The Neanderthals in Gibraltar were among the first to be discovered by modern scientists and may have been among the last of their species. According to a number of extinction hypotheses who emphasize regional differences, usually claiming the Iberian Peninsula acted as a “refuge” for the retreating Neanderthal populations and Gibraltar community as having been the last, existing until around 24,000 years ago.
The skull of a Neanderthal woman, discovered in a quarry in 1848, was only the second Neanderthal skull ever found and the first adult Neanderthal skull to be discovered, eight years before the discovery of the skull for which the species was named in Neandertal, Germany; had it been recognised as a separate species, it might have been called Calpican (or Gibraltarian) rather than Neanderthal Man. The skull of a Neanderthal child was discovered nearby in 1926. The Neanderthals are known to have occupied ten sites on the Gibraltar peninsula at the southern tip of Iberia, which may have had one of the densest areas of Neanderthal settlement of anywhere in Europe.
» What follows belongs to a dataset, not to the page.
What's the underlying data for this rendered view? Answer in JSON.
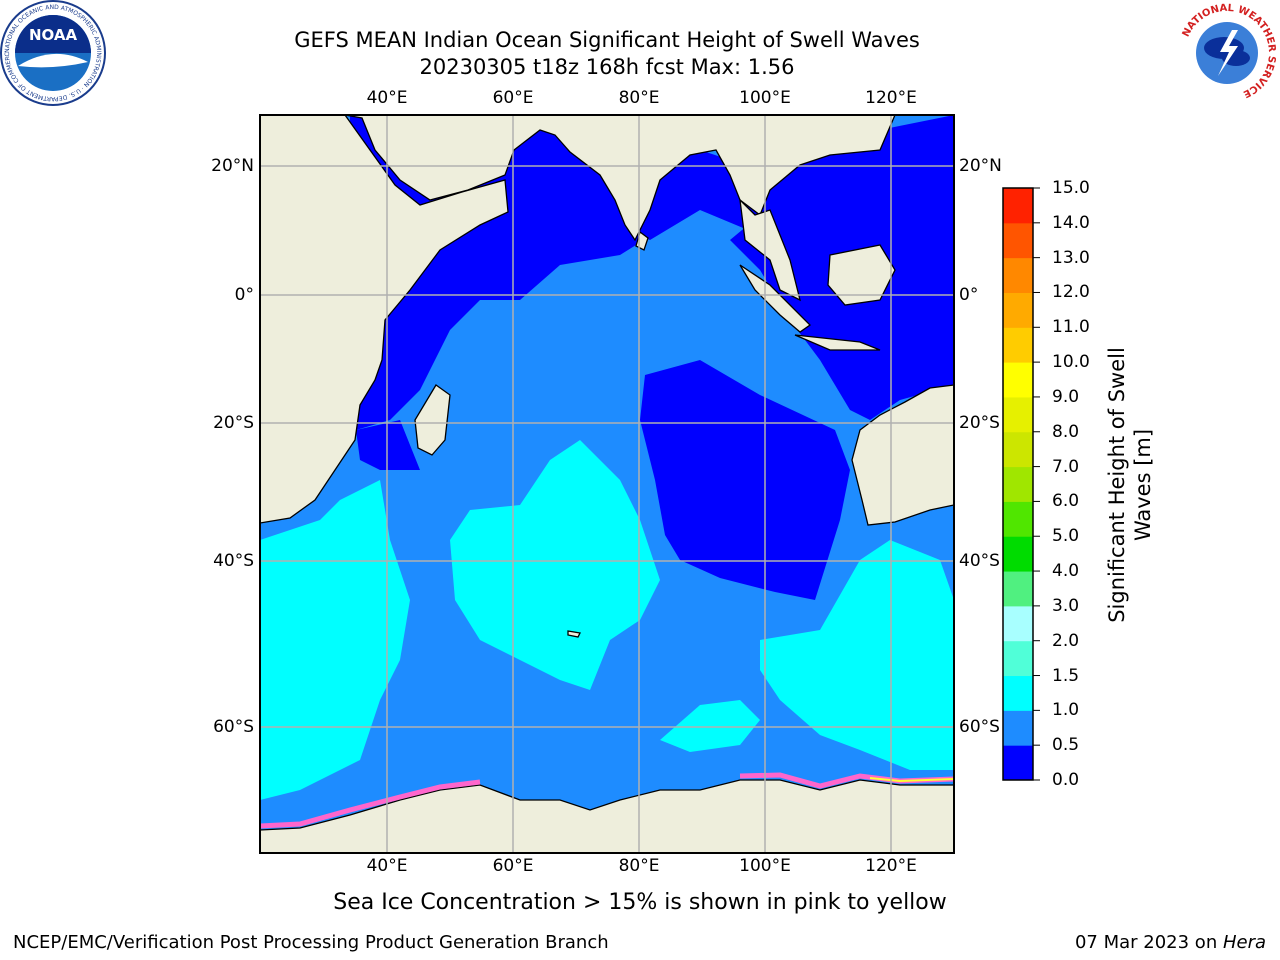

The caves in the Rock of Gibraltar that the Neanderthals inhabited have been excavated and have revealed a wealth of information about their lifestyle and the prehistoric landscape of the area. The peninsula stood on the edge of a fertile coastal plain, now submerged, that supported a wide variety of animals and plants which the Neanderthals exploited to provide a highly varied diet. Unlike northern Europe, which underwent massive swings in its climate and was largely uninhabitable for long periods, the far south of Iberia enjoyed a stable and mild climate for over 125,000 years. It became a refuge from the ice ages for animals, plants and Neanderthals, who survived there for possibly several thousand years longer than anywhere else. Around 24,000 years ago, however, the climate underwent abrupt changes which would have greatly disrupted the Gibraltar Neanderthals' food supply and may have stressed their population beyond recovery, leading to their final extinction.
The Gibraltar Neanderthals first came to light in 1848 during excavations in the course of the construction of a fortification called Forbes' Barrier at the northern end of the Rock of Gibraltar. The skull of a Neanderthal was discovered in Forbes' Quarry by Lieutenant Edmund Flint, though its exact provenance is unknown, and was the subject of a presentation to the Gibraltar Scientific Society by Lieutenant Flint in March 1848. It was not realised at the time that the skull, now known as Gibraltar 1, was of a separate species and it was not until 1862 that it was studied by palaeontologists George Busk and Hugh Falconer during a visit to Gibraltar. They gave a report on it to the British Association for the Advancement of Science in 1864 and proposed that the species be called Homo calpicus after Mons Calpe, the ancient name for Gibraltar. It was only later realised that the skull was a specimen of Homo neanderthalensis, which had been named for the Neanderthal 1 skull found in Germany in 1856. Busk described it as "characteristic of a race extending from the Rhine to the Pillars of Hercules", highlighting its importance as confirmation that the Neanderthal 1 specimen was genuinely a member of a distinct species and not simply a deformed Homo sapiens.